Alles wegen 86 Cent? In Sachsen-Anhalt lehnt die CDU einen höheren Rundfunkbeitrag ab. Die AfD sowieso. Gemeinsam könnten die beiden Fraktionen nun ARD und ZDF in eine Krise stürzen - und bundesweit viele nervös machen, die sich um die Demokratie sorgen.

Von Ulrike Nimz, Cornelius Pollmer und Robert Roßmann, Leipzig/Berlin

Es ist ein komplizierter Bruch, den sich die Kenia-Koalition in Magdeburg zugezogen hat, und wer dieser nicht angehört, für den ist zumindest die Visite interessant. Das Problem in aller Kürze: Die CDU will, anders als ihre Koalitionspartner SPD und Grüne, geschlossen gegen eine geplante Erhöhung des monatlichen Rundfunkbeitrages stimmen. Es geht um 86 Cent, es wäre der erste Beitragsanstieg seit 2009. Gemeinsam mit der AfD-Fraktion, die bei der Abstimmung Mitte Dezember erwartbar auch ablehnen wird, haben die Christdemokraten eine Mehrheit im Landtag - und damit die Macht, den kompletten Staatsvertrag zu kippen. Denn Voraussetzung für die Erhöhung ist, dass alle Länderparlamente zustimmen.
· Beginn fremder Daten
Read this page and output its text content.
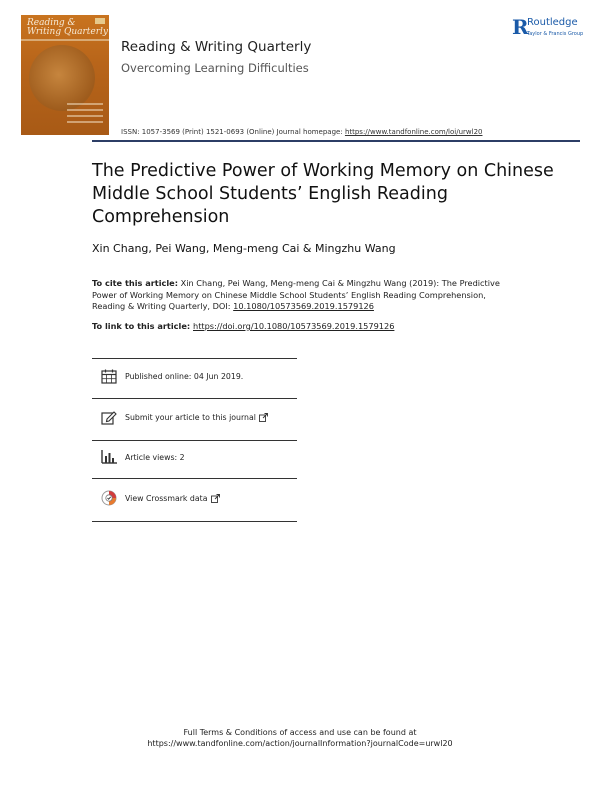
Reading &
Writing Quarterly
Reading & Writing Quarterly
Overcoming Learning Difficulties
R
Routledge
Taylor & Francis Group
ISSN: 1057-3569 (Print) 1521-0693 (Online) Journal homepage: https://www.tandfonline.com/loi/urwl20
The Predictive Power of Working Memory on Chinese Middle School Students’ English Reading Comprehension
Xin Chang, Pei Wang, Meng-meng Cai & Mingzhu Wang
To cite this article: Xin Chang, Pei Wang, Meng-meng Cai & Mingzhu Wang (2019): The Predictive Power of Working Memory on Chinese Middle School Students’ English Reading Comprehension, Reading & Writing Quarterly, DOI: 10.1080/10573569.2019.1579126
To link to this article: https://doi.org/10.1080/10573569.2019.1579126
Published online: 04 Jun 2019.
Submit your article to this journal
Article views: 2
View Crossmark data
Full Terms & Conditions of access and use can be found at
https://www.tandfonline.com/action/journalInformation?journalCode=urwl20
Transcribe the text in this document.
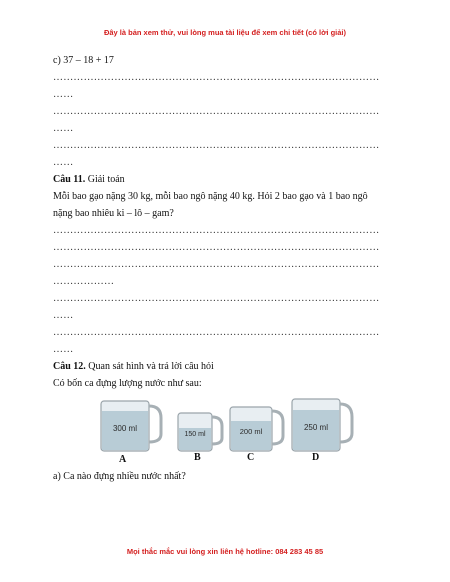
Đây là bản xem thử, vui lòng mua tài liệu để xem chi tiết (có lời giải)
c) 37 – 18 + 17
……………………………………………………………………………………
……
……………………………………………………………………………………
……
……………………………………………………………………………………
……
Câu 11. Giải toán
Mỗi bao gạo nặng 30 kg, mỗi bao ngô nặng 40 kg. Hỏi 2 bao gạo và 1 bao ngô
nặng bao nhiêu ki – lô – gam?
……………………………………………………………………………………
……………………………………………………………………………………
……………………………………………………………………………………
………………
……………………………………………………………………………………
……
……………………………………………………………………………………
……
Câu 12. Quan sát hình và trả lời câu hỏi
Có bốn ca đựng lượng nước như sau:
300 ml
150 ml	200 ml	250 ml
A	B	C	D
a) Ca nào đựng nhiều nước nhất?
Mọi thắc mắc vui lòng xin liên hệ hotline: 084 283 45 85
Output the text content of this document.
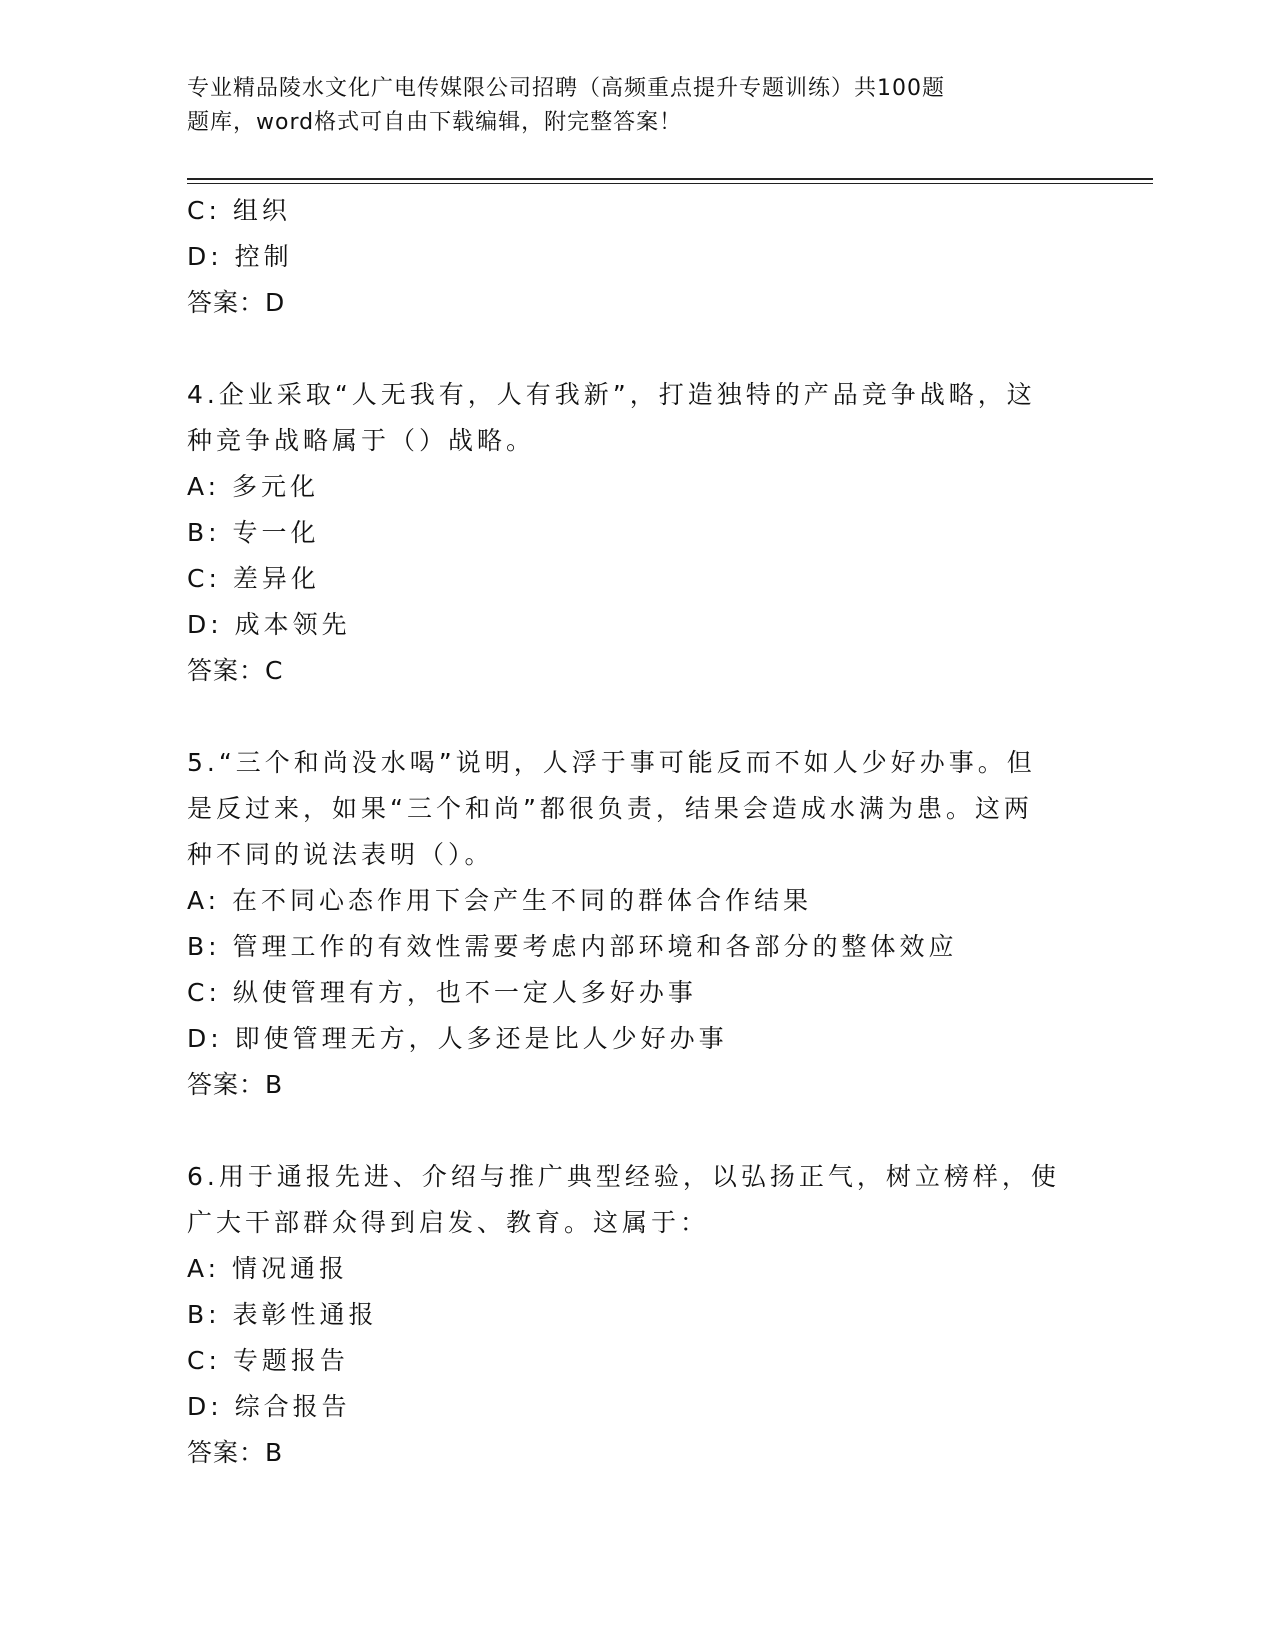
专业精品陵水文化广电传媒限公司招聘（高频重点提升专题训练）共100题
题库，word格式可自由下载编辑，附完整答案！
C: 组织
D: 控制
答案：D
4.企业采取“人无我有，人有我新”，打造独特的产品竞争战略，这
种竞争战略属于（）战略。
A: 多元化
B: 专一化
C: 差异化
D: 成本领先
答案：C
5.“三个和尚没水喝”说明，人浮于事可能反而不如人少好办事。但
是反过来，如果“三个和尚”都很负责，结果会造成水满为患。这两
种不同的说法表明（）。
A: 在不同心态作用下会产生不同的群体合作结果
B: 管理工作的有效性需要考虑内部环境和各部分的整体效应
C: 纵使管理有方，也不一定人多好办事
D: 即使管理无方，人多还是比人少好办事
答案：B
6.用于通报先进、介绍与推广典型经验，以弘扬正气，树立榜样，使
广大干部群众得到启发、教育。这属于：
A: 情况通报
B: 表彰性通报
C: 专题报告
D: 综合报告
答案：B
Seither gilt das kleine Sachsen-Anhalt, in dem im kommenden Jahr ein neuer Landtag gewählt werden soll, mal als gallisches Dorf, mal als Hort demokratiefeindlicher Renitenz.

Dorothea Frederking war dabei, als vor zwei Wochen in Magdeburg die Spitzen von WDR, ZDF, MDR und Deutschlandfunk vorstellig wurden. Sie ist die einzige Frau unter den ordentlichen Mitgliedern des Medienausschusses des Landtages, und die einzige Grüne. Frederking beschreibt die Debatte im Ausschuss als weitgehend sachlich, rügt jedoch die Breitbeinigkeit, mit der sich die christdemokratische Fraktion nun präsentiert. "Die Forderungen der CDU sind unehrlich und populistisch", sagt sie. Die Partei verquicke Kritik an den Inhalten des öffentlich-rechtlichen Rundfunks mit der Beitragsdebatte. "Wir halten es für unvorstellbar, dass die CDU gemeinsam mit den Antidemokraten eine Regierungsvorlage ablehnt und damit einen Angriff auf den öffentlich-rechtlichen Rundfunk fährt." Gleichwohl hätten die Grünen "den Gesprächsfaden zur CDU nicht abgeschnitten". Sie sehen nun aber vor allem den Ministerpräsidenten am Zug.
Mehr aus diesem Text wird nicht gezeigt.